Cool, thanks for the detailed explanation. It would help a lot in our discussion.
As I said earlier, video is different from audio. Let's focus on the last picture (i.e. the smooth and analog one you mentioned). It is more close to our audio's application.
In the smoothing process, the DAC is doing it for you.
With external upsampling, your upsampling software is helping the DAC to do the smoothing.
Agree?
If you agree, then we are actually comparing DAC's smoothing algo (let's call it Algo A), and upsampling software's smoothing algo (let's called it Algo B).
If we just want a smooth audio signal, Algo A can give you smooth audio signal output. Done.
However, if we want the best smoothing algo, Algo B may give you better options. Agree?
Both Algo A and Algo B will give you "fake" values to connect the dots "in your picture". It just happens that Algo B would have more resouces (full computer resources) vs a tiny DAC chip in doing the job.
One more thing, you believe 44.1k is 8k? There is no fixed answer here. To me, IMHO, it is just 720p so I enjoy doing 4k or even 8k upsampling.
Video and audio is quite similar imo, and if we're talking in the digital domain they're very similar actually except that audio is a quite a bit simpler. The easiest way of storing audio is PCM, with the time resolution as samplerate and an amplitude in bits on each sample. An image is the same, but instead of time resolution it got spaital resolution, but in two dimensions instead of one, X and Y, and instead of just one amplitude in bits it got three, R, G and B in bits (and sometimes alpha as well).
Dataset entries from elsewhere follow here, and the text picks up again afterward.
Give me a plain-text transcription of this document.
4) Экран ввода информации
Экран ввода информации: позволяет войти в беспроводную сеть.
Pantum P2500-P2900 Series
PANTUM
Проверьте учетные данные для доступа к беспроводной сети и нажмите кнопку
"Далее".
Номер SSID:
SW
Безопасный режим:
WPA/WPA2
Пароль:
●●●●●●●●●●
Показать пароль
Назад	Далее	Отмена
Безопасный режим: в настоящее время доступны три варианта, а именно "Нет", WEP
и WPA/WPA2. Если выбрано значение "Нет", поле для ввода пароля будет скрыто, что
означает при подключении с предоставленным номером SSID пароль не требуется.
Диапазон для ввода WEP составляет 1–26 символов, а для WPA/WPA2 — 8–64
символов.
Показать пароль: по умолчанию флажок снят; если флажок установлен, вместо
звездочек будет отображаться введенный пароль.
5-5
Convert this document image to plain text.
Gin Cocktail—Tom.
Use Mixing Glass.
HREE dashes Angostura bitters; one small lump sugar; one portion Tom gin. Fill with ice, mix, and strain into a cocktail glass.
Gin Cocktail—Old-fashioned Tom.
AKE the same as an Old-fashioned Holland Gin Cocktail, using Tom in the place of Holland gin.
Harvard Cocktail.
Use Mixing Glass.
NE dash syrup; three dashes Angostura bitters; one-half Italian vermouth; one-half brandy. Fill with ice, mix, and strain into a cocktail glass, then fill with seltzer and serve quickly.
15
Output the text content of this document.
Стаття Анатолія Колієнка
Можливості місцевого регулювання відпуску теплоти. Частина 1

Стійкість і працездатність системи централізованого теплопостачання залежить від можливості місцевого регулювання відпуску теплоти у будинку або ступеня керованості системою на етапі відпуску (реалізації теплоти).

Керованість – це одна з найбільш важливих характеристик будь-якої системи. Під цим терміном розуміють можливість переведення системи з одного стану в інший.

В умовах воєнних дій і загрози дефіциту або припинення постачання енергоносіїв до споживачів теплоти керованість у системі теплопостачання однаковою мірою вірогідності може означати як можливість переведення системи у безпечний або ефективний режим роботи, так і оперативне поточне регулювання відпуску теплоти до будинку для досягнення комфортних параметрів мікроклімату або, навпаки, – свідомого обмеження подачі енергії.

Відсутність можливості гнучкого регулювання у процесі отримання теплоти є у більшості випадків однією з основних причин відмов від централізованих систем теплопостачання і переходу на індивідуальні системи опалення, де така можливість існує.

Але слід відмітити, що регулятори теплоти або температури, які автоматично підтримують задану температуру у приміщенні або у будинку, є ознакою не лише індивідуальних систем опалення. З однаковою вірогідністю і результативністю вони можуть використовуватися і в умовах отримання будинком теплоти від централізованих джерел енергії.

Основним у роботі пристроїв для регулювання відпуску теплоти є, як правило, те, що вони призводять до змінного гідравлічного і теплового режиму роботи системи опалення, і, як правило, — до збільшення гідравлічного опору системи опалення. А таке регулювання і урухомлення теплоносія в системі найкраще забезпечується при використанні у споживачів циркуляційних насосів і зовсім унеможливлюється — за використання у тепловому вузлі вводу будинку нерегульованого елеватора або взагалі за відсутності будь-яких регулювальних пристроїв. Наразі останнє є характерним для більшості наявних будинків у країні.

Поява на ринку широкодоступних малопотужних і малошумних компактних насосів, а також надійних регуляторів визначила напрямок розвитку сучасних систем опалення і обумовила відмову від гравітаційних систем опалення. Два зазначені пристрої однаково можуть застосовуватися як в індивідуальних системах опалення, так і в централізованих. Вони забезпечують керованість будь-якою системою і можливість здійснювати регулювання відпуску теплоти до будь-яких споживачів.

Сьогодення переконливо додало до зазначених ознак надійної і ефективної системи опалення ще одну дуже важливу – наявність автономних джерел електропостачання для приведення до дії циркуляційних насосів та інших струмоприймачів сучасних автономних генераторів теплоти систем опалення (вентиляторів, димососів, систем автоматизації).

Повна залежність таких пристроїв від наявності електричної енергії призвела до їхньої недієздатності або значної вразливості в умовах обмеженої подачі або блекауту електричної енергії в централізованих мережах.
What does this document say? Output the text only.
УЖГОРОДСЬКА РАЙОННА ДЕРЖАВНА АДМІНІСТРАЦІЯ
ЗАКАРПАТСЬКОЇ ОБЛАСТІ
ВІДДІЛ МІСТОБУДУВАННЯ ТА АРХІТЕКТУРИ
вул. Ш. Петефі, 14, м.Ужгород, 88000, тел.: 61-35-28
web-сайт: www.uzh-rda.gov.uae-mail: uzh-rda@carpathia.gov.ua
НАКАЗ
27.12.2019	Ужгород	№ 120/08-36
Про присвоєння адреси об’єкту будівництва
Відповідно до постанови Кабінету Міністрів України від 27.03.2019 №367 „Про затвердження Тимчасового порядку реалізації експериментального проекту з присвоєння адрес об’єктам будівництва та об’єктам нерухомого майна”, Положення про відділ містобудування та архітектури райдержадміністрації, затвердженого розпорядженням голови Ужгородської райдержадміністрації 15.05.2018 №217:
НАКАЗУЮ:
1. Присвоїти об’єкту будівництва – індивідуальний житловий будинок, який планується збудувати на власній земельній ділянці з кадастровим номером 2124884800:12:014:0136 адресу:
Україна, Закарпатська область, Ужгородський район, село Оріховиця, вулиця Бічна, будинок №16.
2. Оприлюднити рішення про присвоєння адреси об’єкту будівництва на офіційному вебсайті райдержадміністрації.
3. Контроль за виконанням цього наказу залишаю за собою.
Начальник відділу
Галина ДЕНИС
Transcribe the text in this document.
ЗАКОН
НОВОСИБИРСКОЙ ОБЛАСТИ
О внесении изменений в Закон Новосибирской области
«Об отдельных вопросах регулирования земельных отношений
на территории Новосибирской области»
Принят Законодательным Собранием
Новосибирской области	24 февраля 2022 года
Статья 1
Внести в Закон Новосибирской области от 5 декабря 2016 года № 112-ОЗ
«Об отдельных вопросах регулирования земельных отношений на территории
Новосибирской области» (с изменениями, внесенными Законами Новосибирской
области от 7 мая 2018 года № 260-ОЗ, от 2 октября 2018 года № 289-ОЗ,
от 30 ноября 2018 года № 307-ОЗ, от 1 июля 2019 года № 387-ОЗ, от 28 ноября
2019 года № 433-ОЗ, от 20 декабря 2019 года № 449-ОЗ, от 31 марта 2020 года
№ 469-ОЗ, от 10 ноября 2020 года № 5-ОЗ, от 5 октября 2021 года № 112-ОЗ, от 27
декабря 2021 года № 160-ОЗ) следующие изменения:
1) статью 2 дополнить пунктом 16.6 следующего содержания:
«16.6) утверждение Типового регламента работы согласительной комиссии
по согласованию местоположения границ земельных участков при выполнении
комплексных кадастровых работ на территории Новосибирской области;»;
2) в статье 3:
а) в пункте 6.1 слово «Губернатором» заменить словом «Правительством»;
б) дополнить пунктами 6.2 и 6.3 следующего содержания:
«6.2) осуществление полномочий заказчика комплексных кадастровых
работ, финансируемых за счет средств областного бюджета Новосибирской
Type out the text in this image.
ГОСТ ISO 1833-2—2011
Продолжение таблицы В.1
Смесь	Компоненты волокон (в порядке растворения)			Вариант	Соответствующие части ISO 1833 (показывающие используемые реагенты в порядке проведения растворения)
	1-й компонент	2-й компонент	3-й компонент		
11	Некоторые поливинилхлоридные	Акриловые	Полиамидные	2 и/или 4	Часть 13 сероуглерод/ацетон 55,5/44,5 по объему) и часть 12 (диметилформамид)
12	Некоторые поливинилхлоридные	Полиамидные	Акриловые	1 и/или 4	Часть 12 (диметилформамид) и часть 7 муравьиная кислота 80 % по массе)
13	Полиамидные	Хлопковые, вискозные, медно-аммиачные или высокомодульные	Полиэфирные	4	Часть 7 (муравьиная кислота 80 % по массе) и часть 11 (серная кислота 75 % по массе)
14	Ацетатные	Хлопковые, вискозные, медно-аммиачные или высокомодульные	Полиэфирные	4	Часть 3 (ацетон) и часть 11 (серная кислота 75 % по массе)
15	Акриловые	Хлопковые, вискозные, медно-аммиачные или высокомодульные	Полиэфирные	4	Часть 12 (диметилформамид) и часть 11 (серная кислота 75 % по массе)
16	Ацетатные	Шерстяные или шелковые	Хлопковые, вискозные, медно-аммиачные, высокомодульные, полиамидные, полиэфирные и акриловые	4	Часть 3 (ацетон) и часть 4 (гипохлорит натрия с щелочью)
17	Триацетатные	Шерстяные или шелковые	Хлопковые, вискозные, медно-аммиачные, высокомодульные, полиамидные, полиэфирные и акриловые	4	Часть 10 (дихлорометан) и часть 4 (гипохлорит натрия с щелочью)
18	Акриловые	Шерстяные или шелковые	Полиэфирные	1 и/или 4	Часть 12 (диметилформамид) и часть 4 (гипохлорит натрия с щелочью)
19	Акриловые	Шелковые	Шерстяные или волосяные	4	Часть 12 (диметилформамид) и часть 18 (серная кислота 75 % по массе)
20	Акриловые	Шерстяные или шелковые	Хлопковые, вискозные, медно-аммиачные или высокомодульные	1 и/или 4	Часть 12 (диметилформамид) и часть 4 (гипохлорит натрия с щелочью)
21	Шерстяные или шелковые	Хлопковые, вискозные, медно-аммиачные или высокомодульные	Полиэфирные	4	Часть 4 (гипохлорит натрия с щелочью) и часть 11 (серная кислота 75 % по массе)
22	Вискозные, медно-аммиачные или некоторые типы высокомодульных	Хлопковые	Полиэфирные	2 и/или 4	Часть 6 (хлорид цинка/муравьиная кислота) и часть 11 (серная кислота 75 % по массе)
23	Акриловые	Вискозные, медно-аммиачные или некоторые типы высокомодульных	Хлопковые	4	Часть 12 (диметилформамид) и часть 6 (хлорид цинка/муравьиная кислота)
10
And if it's a video it got a time dimension as well in framerate.
And all of these is susceptible to the same errors as audio. In audio we have antialiasing filter to filter everything above the Nyquist frequency to not get ugly audible aliasing below it (quite rarely heard nowadays though), aliasing in images is quite a known one that if you're a gamer I guess you've seen creeping pixel aliasing on thin lines etc, or in the old days you could often see it when filming someone with a fabric shirt (also called moiré), and antialiasing in image is essential blur. Aliasing also happen in video as well, the wagon wheel effect, when you can see a moving car where the wheels sometimes look like they're standing still or even rolling backwards, and there the antialiasing is motion blur, ie longer shutter speeds.
Quantizing errors as we get in audio when we don't use dither is audible in reverb tails where the audio kind of flicks on and off, while in images we see it as posterizing or banding, mostly visible in skies. The cure for that is the exact same as in audio with dither/noise.
Me having worked with 3D graphics for a decade or two and been into photography for even longer I do see audio and image quite the same, even though they of course are experienced differently.
And with that experience (and quite good eyesight) I'd say that for almost all usages 8K is around the upper limit for human eyes (4K is still VERY good though), so kind of equivalent to 44.1khz in audio.
Anyways, slightly offtopic I guess, but still relevant since I like to compare it that way since images is less abstract than trying to explain audio with words
But yeah IF an offline upsampler could do a better job than an upsampling DAC than it would of course be a benefit of doing it that way, but I've never seen any proof of that. And even a regular 44.1khz DAC with no upsampling can play 44.1khz audio just fine.